У Капочки голубые глаза. Она курноса, белоголова и очень добра. Думает — лучшее в ее жизни там, впереди, на Кубани. Все смеется. Видно, верит в свой способ скопления денег и счастья. Видно, все это ей по душе.
У Федора Колотухина лучшее в прошлом. Он считает себя устаревшим для радостей жизни. Покрутил колесики на приборе, глянул в оптику... Давно он уже не работал с прибором. Увидел Володькину рейку. Крикнул:
— Сто-о-ой! Лево-о-о! Что там у тебя-я?
— Подо-о-шва... — донесся слабый Володькин голос.
Федор определил угол. Сказал Тоне. По тангенсу, по таблицам она тотчас узнала все про эту «подошву». Ее возвышение над уровнем моря. В балтийской системе координат... Записала в тетрадку.
Федор нанес точку на планшет, оторвался от оптики. Огляделся. Вдруг увидел сосну с зеленой хвоей. Она не сгорела в пожар.
— Смотри, Антонина, — воскликнул он, — до чего живучие существа эти сосны. Какой бы пожар ни был, хоть одна да выживет. Не поддаются — и чинно в ряд...
— Конечно, никому неохота, — тотчас сказала Капочка. — Володька работал токарем на элпэбэ, ему станком все пальцы оторвало. На мясе уже висели. Я думала — все уже, на инвалидность выйдет... А он полежал в Братске в больнице всего десять дней, только два пальца ему и ампутировали: мизинец и подмизинец, остальные все приросли...
— Дай бро-о-овку! — крикнул Федор Володьке.
Тот полез к вершине соседней сопочки. Федор расширил дыру на «рубашке» планшета...
— Ну, все, — сказал он, — объявляем сухой закон.
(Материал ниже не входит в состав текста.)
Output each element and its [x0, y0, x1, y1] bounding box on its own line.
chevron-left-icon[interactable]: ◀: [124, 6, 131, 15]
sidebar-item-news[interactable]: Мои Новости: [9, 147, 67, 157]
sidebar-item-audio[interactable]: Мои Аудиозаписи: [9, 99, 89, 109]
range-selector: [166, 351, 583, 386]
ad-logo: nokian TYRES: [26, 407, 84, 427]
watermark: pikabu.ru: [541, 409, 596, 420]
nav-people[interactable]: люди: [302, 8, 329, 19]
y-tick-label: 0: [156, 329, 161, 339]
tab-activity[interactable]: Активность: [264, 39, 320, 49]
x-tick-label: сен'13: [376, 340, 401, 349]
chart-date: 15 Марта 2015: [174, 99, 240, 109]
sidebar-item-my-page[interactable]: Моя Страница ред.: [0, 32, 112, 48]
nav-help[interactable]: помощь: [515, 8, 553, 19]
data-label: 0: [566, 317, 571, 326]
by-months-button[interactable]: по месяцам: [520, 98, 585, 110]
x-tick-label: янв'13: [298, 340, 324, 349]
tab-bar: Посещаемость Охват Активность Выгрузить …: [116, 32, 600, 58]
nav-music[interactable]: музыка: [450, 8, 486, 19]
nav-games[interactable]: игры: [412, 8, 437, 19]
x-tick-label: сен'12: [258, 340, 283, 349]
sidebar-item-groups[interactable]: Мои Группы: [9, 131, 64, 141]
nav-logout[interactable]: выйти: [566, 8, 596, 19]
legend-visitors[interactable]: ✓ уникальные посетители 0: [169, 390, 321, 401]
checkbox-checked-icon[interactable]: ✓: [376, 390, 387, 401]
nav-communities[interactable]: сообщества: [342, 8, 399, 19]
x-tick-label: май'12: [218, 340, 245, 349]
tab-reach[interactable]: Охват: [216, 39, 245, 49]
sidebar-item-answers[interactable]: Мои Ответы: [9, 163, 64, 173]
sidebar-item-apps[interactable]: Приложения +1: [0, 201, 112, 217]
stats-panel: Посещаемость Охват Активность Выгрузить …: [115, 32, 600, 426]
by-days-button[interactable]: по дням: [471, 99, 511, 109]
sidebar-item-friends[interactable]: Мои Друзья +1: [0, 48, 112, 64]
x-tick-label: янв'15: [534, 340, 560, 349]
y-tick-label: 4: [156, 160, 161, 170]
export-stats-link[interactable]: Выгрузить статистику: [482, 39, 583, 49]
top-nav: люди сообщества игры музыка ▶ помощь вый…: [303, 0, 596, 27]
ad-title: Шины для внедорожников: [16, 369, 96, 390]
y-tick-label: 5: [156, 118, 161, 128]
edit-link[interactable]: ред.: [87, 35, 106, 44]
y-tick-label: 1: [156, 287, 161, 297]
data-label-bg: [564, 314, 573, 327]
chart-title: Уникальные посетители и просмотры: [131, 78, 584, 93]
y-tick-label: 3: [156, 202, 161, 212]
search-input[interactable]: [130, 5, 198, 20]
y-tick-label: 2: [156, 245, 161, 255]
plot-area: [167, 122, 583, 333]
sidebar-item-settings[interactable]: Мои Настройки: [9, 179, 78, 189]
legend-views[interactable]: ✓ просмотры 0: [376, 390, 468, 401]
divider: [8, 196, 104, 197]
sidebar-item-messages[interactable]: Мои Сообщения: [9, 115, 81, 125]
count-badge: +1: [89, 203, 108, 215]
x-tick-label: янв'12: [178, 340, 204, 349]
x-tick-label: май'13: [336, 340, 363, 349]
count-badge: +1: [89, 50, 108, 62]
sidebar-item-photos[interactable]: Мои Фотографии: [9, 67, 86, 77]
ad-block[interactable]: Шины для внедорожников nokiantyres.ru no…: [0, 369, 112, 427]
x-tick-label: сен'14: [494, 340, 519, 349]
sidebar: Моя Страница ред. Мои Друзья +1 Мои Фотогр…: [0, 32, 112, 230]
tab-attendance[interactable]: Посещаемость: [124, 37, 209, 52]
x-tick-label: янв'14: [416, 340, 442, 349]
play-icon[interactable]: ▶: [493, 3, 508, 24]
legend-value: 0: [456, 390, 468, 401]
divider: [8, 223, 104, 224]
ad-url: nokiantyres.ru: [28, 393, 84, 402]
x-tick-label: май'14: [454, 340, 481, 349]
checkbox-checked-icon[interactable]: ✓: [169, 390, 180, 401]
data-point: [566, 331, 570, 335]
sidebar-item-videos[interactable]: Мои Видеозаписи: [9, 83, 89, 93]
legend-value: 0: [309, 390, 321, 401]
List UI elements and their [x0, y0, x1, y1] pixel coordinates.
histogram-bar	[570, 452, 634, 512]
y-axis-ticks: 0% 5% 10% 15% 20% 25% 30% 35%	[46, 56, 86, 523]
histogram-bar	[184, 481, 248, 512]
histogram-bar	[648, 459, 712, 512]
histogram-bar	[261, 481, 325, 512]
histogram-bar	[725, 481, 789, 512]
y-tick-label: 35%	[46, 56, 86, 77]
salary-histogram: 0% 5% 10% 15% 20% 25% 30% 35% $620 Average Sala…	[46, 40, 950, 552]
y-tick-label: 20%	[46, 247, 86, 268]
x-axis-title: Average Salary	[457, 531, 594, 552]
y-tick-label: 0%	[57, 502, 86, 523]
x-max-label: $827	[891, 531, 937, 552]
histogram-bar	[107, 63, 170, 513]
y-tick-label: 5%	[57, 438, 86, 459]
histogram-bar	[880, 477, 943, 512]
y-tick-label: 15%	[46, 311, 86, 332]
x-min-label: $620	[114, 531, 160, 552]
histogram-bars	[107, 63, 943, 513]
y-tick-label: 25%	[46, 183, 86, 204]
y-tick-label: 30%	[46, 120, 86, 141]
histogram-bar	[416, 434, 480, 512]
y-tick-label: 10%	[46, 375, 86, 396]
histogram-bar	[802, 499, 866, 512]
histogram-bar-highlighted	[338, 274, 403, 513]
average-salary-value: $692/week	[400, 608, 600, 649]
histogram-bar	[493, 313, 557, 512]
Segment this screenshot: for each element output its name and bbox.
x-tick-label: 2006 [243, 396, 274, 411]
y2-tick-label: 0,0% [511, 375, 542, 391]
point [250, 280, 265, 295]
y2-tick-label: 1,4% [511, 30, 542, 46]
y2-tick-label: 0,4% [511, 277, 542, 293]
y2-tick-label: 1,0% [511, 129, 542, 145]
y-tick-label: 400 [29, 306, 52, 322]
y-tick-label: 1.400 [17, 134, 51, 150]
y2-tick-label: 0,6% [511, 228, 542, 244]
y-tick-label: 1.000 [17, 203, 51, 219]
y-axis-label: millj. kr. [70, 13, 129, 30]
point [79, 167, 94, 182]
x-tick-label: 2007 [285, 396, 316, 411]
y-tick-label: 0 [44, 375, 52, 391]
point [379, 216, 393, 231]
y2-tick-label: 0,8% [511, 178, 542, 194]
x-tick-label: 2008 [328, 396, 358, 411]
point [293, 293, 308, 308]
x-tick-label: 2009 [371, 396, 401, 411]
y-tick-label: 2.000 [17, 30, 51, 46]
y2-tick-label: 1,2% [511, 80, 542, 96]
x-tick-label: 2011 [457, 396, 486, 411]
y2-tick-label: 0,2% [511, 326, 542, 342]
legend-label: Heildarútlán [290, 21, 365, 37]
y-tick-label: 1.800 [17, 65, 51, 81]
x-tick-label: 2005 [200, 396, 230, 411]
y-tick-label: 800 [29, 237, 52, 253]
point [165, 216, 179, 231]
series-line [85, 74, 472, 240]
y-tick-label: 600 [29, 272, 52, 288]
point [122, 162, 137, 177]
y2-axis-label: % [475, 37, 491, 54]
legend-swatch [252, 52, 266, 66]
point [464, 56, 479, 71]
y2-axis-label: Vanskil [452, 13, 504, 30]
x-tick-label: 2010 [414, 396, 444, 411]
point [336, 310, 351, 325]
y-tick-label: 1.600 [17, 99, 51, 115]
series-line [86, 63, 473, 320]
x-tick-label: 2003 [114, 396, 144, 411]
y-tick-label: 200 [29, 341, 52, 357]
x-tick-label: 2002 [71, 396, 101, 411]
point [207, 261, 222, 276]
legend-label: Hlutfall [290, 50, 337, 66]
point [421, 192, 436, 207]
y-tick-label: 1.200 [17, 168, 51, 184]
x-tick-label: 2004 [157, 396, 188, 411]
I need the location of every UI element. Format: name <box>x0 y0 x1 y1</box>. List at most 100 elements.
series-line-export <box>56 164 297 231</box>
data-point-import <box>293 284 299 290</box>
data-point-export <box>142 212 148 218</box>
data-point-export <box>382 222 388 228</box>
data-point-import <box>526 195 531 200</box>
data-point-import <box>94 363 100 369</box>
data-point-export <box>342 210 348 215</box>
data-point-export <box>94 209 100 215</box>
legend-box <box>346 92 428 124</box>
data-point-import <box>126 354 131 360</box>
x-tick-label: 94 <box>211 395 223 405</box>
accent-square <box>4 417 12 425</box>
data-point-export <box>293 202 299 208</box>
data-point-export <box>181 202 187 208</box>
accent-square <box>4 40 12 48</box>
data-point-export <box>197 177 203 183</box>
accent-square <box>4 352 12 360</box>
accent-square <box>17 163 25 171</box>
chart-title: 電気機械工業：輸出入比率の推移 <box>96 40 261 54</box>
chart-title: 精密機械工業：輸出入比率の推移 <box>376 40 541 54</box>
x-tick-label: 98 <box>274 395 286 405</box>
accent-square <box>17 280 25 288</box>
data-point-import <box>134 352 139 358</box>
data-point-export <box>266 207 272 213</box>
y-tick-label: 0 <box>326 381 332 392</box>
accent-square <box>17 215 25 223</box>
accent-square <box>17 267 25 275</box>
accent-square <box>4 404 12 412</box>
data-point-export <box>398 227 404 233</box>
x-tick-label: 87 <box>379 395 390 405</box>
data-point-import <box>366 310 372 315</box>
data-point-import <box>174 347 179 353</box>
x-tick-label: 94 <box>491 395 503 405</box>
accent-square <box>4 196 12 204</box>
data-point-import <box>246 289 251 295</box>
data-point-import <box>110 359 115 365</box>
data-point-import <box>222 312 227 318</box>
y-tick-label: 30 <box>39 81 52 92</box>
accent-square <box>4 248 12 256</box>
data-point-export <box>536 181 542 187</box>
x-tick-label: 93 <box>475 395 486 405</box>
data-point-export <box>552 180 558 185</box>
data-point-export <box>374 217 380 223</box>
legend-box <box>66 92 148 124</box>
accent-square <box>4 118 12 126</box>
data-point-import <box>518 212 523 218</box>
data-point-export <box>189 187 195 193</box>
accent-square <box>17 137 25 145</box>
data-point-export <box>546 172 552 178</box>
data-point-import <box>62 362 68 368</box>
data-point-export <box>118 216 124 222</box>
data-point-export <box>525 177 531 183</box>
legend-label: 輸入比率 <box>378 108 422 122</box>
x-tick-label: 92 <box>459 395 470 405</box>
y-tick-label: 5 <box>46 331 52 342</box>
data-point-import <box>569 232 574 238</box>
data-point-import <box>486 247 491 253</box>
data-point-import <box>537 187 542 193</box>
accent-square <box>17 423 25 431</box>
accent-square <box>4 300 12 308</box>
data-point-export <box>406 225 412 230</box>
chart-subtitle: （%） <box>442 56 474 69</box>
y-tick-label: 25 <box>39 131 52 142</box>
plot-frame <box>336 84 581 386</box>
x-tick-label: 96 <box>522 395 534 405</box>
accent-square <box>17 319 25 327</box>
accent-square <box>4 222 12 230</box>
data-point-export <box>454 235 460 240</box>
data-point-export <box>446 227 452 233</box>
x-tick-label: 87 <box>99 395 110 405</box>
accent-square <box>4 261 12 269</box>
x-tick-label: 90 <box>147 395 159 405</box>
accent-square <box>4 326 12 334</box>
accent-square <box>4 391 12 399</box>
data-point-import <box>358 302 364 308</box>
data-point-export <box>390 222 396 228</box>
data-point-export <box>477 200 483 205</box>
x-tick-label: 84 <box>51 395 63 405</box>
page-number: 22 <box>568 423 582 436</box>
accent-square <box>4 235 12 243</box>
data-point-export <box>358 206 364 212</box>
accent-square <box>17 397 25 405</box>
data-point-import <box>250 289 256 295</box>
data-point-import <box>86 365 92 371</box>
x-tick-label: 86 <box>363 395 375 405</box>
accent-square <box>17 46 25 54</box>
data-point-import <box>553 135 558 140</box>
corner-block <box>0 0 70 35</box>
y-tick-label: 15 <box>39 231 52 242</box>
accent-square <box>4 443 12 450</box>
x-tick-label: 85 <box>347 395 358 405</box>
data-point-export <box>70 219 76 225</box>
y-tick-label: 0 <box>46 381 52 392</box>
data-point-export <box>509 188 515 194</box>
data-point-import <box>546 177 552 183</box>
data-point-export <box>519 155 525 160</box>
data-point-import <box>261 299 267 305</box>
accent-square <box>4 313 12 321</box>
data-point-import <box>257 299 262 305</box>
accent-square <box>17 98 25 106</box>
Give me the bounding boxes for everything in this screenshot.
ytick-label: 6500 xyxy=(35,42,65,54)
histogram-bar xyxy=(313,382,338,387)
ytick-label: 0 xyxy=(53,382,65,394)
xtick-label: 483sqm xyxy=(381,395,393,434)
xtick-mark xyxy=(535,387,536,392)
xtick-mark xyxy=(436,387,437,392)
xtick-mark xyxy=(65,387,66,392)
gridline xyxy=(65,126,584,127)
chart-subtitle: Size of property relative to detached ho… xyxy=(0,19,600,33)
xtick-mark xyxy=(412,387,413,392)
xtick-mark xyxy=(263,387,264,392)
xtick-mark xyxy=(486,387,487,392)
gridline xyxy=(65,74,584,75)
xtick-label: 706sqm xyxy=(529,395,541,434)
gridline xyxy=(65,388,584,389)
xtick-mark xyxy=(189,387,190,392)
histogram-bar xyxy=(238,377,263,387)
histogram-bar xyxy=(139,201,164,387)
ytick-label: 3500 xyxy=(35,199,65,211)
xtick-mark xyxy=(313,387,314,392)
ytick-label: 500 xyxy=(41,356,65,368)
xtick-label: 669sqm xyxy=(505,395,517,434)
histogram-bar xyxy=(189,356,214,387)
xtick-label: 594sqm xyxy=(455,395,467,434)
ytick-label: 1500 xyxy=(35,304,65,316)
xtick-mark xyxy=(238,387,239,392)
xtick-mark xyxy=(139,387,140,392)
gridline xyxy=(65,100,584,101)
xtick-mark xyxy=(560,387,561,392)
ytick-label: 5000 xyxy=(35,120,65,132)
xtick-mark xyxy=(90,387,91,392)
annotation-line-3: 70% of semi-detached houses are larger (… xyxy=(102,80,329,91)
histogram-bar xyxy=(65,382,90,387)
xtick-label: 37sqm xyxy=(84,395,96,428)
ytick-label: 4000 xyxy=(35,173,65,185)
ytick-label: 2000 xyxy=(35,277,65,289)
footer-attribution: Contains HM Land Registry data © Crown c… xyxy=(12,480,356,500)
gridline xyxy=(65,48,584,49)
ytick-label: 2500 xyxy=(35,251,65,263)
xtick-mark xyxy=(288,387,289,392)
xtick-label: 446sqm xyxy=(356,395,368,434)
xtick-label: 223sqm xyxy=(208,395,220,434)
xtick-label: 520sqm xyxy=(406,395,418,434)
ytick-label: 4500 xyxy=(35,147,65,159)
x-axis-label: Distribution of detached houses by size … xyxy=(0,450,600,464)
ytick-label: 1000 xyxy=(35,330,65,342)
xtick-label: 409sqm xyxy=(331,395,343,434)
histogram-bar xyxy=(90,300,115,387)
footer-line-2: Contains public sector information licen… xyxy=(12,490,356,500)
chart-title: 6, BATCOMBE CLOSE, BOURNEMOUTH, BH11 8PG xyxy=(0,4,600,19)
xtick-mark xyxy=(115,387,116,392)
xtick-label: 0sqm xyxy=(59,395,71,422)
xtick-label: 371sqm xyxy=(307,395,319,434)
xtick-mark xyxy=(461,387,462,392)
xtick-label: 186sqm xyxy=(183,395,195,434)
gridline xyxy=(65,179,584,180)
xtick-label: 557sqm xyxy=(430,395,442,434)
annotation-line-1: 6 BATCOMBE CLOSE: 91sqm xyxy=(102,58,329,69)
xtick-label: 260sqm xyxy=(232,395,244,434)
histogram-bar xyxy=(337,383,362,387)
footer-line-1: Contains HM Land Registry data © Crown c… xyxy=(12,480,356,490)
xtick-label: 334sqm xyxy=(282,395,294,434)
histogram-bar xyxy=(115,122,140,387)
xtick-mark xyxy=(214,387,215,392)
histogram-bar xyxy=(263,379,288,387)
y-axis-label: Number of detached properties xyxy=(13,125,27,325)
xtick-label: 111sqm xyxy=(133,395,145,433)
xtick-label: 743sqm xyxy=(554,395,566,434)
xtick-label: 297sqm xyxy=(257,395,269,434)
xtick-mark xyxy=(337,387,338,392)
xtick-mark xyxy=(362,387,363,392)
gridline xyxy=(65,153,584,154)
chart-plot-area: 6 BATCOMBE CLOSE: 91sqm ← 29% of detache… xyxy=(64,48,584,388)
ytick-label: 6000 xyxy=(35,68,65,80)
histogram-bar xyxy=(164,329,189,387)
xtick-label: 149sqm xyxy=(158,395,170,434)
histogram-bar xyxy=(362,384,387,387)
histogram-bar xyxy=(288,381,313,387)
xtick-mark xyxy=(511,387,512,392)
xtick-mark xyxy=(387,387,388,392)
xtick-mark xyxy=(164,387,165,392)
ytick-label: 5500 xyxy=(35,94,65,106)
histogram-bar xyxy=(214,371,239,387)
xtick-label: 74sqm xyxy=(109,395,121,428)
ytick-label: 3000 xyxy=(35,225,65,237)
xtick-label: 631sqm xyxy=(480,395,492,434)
До конца изысканий... — Улыбнулся мягко и тихо. Поглядел на Рудную гору, на ее сбитую, голую маковку, повернулся к озеру, оно зеленело прохладно внизу. Увидел вдали, в заозерье, новый поселок... Из пепельно-ржавого леса поселок казался нерукотворным, лесным видением. Белые, чистые домики посреди живых сосен. В каждом доме по две террасы. Стекла блестят и темнеют сине, скрывают людскую, домашнюю жизнь. А жизни и нет еще. Она предстоит поселку и кажется невозможно прекрасной, свежей...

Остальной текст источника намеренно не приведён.